Force est de constater l'insuffisance des moyens disponibles en France plus de quinze ans après la loi du 9 juin 1999 visant à garantir le droit à l'accès aux soins palliatifs. Vos rapporteurs partagent donc l'avis du rapport du CCNE sur « le scandale que constituent (...) le non accès aux droits reconnus par la loi, la situation d'abandon d'une immense majorité de personnes en fin de vie et la fin de vie insupportable d'une très grande majorité de nos concitoyens » . Le Président Gérard Larcher a pour sa part dénoncé l'existence de très fortes inégalités territoriales dans l'accès aux soins palliatifs. En effet, si chaque région dispose désormais d'une unité de soins, « 62 % des unités soit 69% des lits sont concentrés dans cinq régions qui représentent 47 % de la population (Ile-de-France, Rhône-Alpes, Provence-Alpes-Côte d'Azur, Nord Pas-de-Calais et Bretagne). Si la moyenne nationale du nombre de lits d'unité de soins palliatifs pour 100 000 habitants se situe à 2.09, ce taux d'équipement varie de 0 (Guyane) à 5.45 lits (Nord-Pas-de-Calais) » 3 ( * ) .

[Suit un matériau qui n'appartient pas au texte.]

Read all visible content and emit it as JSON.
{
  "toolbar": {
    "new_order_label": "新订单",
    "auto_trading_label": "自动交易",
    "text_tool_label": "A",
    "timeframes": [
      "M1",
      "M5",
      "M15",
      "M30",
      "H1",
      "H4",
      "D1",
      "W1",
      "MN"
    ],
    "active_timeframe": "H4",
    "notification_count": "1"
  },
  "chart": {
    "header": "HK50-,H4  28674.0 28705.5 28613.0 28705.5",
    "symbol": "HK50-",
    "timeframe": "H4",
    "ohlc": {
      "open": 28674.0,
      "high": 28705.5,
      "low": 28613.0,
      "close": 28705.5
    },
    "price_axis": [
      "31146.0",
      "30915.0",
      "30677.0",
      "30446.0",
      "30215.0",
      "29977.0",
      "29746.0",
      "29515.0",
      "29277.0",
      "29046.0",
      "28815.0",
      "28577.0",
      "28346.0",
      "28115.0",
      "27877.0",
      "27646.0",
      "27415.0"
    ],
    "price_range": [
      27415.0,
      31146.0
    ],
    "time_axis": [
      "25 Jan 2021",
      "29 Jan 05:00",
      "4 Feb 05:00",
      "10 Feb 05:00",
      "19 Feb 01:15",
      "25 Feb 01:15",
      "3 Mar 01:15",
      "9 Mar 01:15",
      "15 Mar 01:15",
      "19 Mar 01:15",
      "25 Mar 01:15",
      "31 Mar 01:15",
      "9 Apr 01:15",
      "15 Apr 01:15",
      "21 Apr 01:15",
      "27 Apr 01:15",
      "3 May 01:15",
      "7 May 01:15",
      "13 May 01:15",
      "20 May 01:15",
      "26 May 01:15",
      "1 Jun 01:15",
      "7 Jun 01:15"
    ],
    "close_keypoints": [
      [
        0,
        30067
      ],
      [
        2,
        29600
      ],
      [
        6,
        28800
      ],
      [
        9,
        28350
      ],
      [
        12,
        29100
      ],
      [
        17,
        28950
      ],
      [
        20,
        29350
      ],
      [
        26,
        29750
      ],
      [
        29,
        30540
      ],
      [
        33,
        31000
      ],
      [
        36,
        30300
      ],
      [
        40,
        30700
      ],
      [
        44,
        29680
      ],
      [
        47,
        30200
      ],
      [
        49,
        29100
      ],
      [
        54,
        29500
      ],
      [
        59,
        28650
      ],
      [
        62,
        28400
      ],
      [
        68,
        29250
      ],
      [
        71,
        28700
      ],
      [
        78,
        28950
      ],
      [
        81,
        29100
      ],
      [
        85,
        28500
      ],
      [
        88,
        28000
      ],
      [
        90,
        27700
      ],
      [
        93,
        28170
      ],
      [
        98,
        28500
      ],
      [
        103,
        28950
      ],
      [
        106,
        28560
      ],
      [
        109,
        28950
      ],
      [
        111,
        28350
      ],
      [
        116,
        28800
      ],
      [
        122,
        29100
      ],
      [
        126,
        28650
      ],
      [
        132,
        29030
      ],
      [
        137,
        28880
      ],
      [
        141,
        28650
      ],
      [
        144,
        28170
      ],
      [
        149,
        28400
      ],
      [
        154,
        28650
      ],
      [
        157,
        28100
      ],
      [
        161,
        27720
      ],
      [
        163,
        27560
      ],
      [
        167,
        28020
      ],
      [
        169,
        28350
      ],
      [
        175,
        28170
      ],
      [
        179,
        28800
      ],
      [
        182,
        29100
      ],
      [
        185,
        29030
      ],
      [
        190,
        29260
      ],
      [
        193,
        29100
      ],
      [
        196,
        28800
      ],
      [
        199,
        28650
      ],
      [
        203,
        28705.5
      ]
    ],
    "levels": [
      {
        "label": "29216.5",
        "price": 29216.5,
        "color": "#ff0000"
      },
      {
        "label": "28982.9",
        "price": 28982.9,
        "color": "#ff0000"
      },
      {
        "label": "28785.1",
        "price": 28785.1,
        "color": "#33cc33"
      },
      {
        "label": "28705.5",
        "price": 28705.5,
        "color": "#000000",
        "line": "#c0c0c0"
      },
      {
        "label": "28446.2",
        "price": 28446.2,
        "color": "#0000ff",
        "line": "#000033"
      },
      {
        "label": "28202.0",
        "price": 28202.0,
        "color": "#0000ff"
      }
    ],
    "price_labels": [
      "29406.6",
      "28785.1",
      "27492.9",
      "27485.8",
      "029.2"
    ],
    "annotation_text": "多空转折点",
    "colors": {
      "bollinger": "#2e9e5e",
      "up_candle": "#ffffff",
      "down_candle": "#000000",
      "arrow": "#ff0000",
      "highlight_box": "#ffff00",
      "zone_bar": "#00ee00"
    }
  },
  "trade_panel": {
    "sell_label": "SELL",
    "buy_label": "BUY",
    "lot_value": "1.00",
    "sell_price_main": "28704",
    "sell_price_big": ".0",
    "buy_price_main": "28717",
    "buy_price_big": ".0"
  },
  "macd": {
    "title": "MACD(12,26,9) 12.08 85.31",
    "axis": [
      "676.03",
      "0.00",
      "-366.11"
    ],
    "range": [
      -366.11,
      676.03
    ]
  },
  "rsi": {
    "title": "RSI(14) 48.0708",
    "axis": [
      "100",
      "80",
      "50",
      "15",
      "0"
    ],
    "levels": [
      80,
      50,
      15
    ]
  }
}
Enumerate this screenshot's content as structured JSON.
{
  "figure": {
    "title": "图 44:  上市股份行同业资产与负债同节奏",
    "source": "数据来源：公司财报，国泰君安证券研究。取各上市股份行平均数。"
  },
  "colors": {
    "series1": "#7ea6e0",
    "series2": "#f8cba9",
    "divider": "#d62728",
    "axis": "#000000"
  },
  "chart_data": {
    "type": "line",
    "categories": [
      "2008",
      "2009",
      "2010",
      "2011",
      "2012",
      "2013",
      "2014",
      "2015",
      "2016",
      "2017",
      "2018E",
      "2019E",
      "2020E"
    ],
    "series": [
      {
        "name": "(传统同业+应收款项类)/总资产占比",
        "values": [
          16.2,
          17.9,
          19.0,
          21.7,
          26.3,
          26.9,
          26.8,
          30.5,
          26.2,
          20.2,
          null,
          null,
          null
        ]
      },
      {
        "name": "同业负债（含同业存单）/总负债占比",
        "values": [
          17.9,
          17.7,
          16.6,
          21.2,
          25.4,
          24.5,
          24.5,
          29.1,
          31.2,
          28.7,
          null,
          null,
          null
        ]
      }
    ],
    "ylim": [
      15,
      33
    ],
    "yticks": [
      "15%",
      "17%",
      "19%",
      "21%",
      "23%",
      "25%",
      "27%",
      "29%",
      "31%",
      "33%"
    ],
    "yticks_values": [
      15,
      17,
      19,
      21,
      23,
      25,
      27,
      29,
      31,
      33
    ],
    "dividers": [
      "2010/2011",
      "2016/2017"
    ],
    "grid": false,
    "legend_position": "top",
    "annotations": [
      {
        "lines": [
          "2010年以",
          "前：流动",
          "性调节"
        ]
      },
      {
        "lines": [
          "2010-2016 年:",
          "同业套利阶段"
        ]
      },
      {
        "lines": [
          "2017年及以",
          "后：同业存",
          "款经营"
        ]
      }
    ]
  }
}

Le plein développement d'une culture palliative, c'est-à-dire non seulement de lits ou de structures spécialisées là où il en manque, mais aussi et peut-être surtout d'une prise en charge palliative dès le début des soins et comme complément nécessaire aux traitements curatifs, doit être une priorité nationale. Il est essentiel d'enseigner, dès la formation initiale des personnels soignants, que les soins palliatifs et les soins curatifs vont de pair, et que palliatif ne signifie pas fin de vie mais accompagnement (physiologique, psychologique et social).


* 2 Loi n° 99-477 du 9 juin 1999 visant à garantir le droit à l'accès aux soins palliatifs.

* 3 Bilan du programme national de développement des soins palliatifs 2008-2012, juin 2013.